Utilizing Scientific Python Tools for the Application of Data Science Techniques to High Impact Weather Prediction

Date and Time: 
2015 April 13 @ 3:00pm
FL2-1022 Large Auditorium
David Gagne

The developments and optimizations provided by Python’s scientific libraries have enabled the development of real-time high-resolution forecast post-processing systems primarily in Python. Numpy, Scipy, Matplotlib, and a set of newer scientific libraries have made this development possible. The Pandas library introduced efficient ways to load, analyze, manipulate, and merge large datasets. Scikit-Image provides a diverse array of image processing tools, which are useful for filtering and extracting information from gridded data. Scikit-Learn makes training and running machine learning models both easy and fast. The IPython Notebook has made it possible to perform interactive data analysis on both local and remote machines through a browser-based code interface. These tools have been incorporated into recent projects on severe hail prediction and the development of a gridded forecasting system for solar irradiance. The severe hail prediction system utilizes an object-finding method to identify potential hailstorms from storm-scale numerical weather prediction model output and then applies machine learning regression techniques to those storms to predict the distribution of possible hail sizes. The solar forecasting system ingests high-resolution numerical model output and point observations of solar irradiance then produces a calibrated gridded irradiance forecast. This talk will showcase examples of how these tools have been applied to optimize computationally intensive tasks, simplify complex processes, and unify analysis tasks once done in multiple languages under a common Python framework.
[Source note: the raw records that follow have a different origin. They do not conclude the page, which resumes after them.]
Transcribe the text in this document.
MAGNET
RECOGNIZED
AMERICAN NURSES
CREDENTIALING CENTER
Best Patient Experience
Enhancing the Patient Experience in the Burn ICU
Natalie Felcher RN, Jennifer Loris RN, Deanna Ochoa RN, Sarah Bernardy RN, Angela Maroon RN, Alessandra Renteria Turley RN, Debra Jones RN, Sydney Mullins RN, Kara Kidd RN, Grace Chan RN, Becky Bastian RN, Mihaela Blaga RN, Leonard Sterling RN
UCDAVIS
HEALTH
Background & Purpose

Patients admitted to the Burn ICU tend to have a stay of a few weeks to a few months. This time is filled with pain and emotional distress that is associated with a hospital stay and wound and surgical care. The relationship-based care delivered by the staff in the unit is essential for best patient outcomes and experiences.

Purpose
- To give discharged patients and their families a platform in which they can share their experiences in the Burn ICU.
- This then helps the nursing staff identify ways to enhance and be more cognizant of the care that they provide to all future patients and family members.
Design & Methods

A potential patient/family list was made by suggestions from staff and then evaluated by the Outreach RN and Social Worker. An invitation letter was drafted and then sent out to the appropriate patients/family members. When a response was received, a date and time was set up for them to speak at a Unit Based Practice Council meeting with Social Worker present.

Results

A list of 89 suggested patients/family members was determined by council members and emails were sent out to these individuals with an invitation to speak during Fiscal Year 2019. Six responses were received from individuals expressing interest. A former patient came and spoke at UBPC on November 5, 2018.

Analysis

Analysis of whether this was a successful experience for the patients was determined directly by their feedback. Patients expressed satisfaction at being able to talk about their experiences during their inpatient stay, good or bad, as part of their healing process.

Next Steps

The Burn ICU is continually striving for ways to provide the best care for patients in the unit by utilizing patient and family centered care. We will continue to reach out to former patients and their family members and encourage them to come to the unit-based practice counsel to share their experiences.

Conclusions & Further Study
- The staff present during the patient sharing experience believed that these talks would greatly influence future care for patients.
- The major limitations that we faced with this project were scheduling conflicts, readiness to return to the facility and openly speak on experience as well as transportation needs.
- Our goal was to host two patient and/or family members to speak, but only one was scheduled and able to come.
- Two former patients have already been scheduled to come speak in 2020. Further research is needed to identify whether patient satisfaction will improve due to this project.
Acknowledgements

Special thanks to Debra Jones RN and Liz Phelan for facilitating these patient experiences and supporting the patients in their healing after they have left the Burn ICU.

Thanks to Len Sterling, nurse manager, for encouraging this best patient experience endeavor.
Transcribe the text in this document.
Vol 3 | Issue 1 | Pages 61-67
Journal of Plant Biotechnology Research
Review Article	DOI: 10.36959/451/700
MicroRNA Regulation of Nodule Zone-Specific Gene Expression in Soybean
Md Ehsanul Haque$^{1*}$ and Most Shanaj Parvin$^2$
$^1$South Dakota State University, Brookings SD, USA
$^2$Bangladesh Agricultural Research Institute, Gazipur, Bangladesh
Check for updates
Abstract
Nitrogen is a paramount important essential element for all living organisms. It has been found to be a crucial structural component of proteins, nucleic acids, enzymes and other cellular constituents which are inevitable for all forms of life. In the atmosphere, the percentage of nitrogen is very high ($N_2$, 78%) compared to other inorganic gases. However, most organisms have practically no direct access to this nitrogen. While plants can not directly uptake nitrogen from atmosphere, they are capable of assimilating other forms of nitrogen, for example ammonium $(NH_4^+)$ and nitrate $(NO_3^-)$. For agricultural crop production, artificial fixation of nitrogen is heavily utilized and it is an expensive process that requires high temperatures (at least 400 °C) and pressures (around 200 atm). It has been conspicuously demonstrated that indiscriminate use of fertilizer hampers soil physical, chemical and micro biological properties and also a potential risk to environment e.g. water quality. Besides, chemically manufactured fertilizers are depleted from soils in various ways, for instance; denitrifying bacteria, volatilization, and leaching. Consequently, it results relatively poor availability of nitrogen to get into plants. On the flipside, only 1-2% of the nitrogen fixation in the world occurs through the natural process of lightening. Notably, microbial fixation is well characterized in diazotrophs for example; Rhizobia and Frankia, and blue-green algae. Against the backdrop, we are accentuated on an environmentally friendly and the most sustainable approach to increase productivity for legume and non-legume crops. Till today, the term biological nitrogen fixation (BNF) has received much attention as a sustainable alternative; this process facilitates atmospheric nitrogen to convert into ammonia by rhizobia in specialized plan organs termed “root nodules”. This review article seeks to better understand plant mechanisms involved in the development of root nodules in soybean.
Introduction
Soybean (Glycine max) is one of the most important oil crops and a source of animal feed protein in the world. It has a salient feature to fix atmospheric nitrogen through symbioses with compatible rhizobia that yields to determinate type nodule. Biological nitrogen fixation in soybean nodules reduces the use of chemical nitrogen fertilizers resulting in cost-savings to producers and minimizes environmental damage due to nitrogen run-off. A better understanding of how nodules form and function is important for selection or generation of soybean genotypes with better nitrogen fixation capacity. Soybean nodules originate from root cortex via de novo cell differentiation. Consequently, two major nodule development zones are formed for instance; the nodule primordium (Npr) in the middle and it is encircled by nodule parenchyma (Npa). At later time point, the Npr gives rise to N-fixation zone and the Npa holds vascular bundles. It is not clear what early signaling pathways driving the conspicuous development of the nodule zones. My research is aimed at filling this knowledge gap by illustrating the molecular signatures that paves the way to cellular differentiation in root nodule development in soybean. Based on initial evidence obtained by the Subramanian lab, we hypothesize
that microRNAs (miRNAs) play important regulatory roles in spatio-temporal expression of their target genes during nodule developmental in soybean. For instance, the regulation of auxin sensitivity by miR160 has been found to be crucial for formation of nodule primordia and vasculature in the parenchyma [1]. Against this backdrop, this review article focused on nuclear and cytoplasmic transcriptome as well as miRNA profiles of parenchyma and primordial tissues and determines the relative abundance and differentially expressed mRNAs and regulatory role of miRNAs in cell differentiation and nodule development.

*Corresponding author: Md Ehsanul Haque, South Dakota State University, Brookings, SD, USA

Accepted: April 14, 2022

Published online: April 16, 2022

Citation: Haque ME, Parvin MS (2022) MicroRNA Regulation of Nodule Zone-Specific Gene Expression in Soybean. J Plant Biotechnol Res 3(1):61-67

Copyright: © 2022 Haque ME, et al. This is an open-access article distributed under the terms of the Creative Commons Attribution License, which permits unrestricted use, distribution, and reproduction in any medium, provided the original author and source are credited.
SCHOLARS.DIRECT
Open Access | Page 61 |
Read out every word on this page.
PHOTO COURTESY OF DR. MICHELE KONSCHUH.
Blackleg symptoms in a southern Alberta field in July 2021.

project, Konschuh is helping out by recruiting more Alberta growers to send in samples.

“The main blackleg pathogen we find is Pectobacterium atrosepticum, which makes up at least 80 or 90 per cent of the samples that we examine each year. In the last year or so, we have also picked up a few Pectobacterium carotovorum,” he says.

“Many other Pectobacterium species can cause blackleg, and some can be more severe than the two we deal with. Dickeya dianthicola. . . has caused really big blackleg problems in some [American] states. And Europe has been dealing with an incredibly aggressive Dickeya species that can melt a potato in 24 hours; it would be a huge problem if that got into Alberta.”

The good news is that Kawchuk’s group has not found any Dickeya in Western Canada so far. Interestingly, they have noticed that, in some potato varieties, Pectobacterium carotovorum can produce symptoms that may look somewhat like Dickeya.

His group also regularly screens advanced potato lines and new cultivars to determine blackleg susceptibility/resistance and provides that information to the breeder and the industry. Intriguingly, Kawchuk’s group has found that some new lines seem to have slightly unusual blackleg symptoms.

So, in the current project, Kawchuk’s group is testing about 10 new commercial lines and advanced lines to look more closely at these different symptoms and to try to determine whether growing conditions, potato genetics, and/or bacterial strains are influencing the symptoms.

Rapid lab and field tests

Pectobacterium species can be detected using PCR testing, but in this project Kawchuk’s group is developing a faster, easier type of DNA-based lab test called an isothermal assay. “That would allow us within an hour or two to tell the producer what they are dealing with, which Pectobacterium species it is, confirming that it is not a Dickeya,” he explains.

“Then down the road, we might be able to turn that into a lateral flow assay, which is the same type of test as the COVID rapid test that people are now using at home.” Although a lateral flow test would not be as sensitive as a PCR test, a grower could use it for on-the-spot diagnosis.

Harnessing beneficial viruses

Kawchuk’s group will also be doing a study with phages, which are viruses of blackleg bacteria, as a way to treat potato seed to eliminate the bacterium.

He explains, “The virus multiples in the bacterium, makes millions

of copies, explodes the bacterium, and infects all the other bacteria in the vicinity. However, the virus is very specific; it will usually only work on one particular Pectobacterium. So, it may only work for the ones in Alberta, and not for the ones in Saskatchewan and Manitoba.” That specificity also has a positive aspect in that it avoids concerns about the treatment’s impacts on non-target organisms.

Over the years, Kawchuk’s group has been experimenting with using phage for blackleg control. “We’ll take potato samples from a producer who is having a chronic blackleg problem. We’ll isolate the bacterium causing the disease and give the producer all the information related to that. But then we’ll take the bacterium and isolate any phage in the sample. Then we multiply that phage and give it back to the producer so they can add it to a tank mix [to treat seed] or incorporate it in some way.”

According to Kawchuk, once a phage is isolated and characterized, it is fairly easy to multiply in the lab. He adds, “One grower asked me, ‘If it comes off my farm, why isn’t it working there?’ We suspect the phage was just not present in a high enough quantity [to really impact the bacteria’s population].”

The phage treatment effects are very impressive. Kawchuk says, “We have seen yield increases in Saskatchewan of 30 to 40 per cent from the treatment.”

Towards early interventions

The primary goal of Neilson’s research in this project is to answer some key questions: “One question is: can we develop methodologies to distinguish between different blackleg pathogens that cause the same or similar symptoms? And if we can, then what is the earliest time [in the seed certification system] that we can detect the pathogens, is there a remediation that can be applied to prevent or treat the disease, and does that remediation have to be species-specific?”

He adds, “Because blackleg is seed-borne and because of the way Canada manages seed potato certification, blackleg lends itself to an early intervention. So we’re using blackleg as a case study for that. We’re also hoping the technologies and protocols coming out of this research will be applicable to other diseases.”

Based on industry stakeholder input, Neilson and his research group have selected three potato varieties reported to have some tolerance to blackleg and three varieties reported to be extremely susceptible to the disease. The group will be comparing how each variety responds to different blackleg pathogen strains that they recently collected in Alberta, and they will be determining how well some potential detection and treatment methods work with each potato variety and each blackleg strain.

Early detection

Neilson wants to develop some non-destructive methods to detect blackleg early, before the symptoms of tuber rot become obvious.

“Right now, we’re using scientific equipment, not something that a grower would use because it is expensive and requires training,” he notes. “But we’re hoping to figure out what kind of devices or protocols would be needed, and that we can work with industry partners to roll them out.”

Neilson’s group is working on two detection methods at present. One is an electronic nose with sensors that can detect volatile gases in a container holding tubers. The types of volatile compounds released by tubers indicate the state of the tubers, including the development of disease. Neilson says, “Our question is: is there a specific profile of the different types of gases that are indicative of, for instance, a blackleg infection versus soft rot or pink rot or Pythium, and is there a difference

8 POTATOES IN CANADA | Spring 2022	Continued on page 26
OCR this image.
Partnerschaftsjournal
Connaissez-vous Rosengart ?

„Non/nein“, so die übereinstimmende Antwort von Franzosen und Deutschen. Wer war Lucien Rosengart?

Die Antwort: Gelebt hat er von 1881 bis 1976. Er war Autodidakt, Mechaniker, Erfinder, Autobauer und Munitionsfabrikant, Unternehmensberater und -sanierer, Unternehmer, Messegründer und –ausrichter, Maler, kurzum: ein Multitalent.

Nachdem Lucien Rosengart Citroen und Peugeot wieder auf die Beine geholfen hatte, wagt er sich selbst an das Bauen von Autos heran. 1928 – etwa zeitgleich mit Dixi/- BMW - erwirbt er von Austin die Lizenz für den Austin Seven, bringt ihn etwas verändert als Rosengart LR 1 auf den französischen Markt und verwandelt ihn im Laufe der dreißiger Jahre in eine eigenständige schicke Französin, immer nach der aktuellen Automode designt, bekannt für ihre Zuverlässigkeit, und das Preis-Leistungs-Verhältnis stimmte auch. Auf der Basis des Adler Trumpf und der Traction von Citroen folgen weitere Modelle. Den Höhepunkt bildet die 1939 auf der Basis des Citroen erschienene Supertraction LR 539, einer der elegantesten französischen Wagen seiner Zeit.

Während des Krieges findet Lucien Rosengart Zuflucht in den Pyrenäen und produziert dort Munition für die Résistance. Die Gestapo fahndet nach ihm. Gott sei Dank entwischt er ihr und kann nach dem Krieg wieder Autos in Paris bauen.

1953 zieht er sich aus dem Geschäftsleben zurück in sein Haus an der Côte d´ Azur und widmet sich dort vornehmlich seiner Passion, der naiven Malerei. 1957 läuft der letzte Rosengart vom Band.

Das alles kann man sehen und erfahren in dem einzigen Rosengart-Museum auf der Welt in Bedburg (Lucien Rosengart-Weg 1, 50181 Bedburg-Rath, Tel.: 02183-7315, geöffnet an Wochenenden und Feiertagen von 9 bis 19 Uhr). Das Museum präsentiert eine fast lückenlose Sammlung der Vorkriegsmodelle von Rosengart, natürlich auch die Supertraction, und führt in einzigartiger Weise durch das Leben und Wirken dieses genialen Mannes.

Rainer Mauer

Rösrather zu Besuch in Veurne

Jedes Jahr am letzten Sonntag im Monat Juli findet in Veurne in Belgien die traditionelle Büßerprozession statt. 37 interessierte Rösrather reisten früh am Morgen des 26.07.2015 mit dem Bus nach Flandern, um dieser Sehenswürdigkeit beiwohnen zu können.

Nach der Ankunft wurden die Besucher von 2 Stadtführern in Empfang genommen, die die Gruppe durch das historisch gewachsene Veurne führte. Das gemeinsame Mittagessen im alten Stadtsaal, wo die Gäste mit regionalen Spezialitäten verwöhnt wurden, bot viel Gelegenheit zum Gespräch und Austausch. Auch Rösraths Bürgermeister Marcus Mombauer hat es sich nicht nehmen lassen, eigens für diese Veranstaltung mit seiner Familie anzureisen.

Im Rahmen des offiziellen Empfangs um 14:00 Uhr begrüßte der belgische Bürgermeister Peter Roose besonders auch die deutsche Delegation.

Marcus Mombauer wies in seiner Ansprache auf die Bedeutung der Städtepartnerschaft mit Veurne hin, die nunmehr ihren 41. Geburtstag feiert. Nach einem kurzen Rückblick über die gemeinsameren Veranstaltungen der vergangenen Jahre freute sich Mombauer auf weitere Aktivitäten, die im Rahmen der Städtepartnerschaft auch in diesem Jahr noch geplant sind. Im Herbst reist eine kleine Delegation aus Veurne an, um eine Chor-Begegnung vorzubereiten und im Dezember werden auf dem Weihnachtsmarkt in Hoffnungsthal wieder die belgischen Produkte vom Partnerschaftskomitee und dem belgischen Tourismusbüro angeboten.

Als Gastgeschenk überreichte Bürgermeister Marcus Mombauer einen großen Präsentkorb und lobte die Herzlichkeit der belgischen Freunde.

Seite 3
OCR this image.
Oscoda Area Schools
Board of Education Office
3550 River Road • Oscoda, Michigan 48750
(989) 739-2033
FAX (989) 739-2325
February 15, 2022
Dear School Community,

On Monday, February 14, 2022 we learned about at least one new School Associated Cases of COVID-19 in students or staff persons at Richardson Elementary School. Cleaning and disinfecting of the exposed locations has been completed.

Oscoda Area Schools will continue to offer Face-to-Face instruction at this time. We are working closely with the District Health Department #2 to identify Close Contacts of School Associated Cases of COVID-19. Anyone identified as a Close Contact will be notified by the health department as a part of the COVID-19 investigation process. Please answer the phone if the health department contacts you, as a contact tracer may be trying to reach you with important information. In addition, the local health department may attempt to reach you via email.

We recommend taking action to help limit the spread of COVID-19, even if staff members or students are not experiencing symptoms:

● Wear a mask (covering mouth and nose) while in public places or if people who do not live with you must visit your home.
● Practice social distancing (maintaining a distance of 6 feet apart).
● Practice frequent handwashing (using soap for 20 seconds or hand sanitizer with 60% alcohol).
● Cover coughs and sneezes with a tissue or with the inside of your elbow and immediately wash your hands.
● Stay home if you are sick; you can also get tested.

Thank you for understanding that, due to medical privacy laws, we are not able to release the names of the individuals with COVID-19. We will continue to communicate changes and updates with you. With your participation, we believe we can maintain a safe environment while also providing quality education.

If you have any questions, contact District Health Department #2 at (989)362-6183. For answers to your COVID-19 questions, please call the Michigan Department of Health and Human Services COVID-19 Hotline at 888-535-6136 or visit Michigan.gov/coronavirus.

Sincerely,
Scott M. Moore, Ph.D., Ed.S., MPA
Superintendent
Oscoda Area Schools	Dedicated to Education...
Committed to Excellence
SLIDES: http://nbviewer.ipython.org/github/djgagne/ucar_sea_2015/blob/master/Gag...

CODE: https://github.com/djgagne/ucar_sea_2015

Speaker Description: 

David John Gagne is a doctoral candidate in meteorology at the University of Oklahoma and a visiting graduate research assistant with the NCAR Research Applications Lab. His main research interests involve the application of machine learning techniques to numerical weather models and observations in order to improve the prediction of high impact weather. He has developed frameworks for improving the prediction of hail, solar energy, wind energy, heavy rain, aircraft turbulence, and tornadoes. He is an active Python developer and has contributed to packages for weather data visualization, forecast verification, and gridded forecast correction.